Due perhaps to the current focus on social drivers of the HIV epidemic, stigma - against those infected and affected by HIV, TB patients, MSM, and CSW - was much discussed in Mexico City. So why aren't we doing a better job addressing it? In an inspiring presentation on Wednesday, Edwin Cameron of South Africa's High Court observed that, while we know a good deal about the external manifestations of stigma, we are less well informed about the internal dimension of the problem - how stigma works in the mind of a person who has or fears s/he has HIV. Cameron also posited that we may be further stigmatizing HIV by "making exceptions" around counseling and testing rather than routinizing it in the way we have diagnostics for other health conditions. Both of these points, should one subscribe to them, have important implications for communication around stigma, which has tended to be broadly targeted, proscriptive, and solidly focused on "external" stigma.
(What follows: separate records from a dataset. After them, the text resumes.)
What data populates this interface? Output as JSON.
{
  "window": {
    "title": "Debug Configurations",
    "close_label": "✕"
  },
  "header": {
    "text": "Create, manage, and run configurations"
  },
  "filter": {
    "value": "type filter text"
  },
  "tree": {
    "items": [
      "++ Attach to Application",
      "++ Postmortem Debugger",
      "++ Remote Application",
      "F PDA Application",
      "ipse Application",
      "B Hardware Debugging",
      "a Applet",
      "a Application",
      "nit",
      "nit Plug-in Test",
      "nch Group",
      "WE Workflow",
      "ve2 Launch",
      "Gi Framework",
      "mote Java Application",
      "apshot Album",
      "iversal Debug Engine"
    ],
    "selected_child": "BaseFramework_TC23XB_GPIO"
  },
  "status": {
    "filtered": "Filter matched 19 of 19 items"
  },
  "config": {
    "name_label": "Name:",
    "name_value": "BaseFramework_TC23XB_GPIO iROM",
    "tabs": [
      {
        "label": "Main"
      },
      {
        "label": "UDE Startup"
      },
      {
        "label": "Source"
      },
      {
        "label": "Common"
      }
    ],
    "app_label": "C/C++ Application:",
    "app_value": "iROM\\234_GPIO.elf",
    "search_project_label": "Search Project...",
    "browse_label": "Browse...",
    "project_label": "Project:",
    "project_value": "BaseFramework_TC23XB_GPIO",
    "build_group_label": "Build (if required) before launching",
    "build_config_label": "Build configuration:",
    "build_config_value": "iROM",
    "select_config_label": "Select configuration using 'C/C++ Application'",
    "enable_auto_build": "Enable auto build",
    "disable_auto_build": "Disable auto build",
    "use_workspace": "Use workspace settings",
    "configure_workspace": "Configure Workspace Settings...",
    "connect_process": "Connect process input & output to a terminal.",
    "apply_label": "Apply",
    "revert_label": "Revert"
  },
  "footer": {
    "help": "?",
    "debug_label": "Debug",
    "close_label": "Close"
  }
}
In practical terms, we could stand to better adhere to best practices in stigma reduction programming, which are now well established. These include involving gatekeepers early; cultivating multiple change agents; using a range of intervention approaches and communication channels; addressing multiple "layers" of stigma (stigma around HIV, homophobia, stigma around TB, etc); and perhaps most importantly, giving PLWHA both a central role and a safe space to address internal stigma before acting as advocates.
Why is this so important now, for those of us in the world of communication? Stigma continues to undermine the success of interventions in all domains of HIV/AIDS programming, from service promotion, to prevention, to treatment uptake and adherence. Addressing stigma should be, as one speaker on Wednesday's panel pointed out, the complement to all other HIV/AIDS interventions - enhancing their efficacy by providing a solid social foundation for individual behavior change.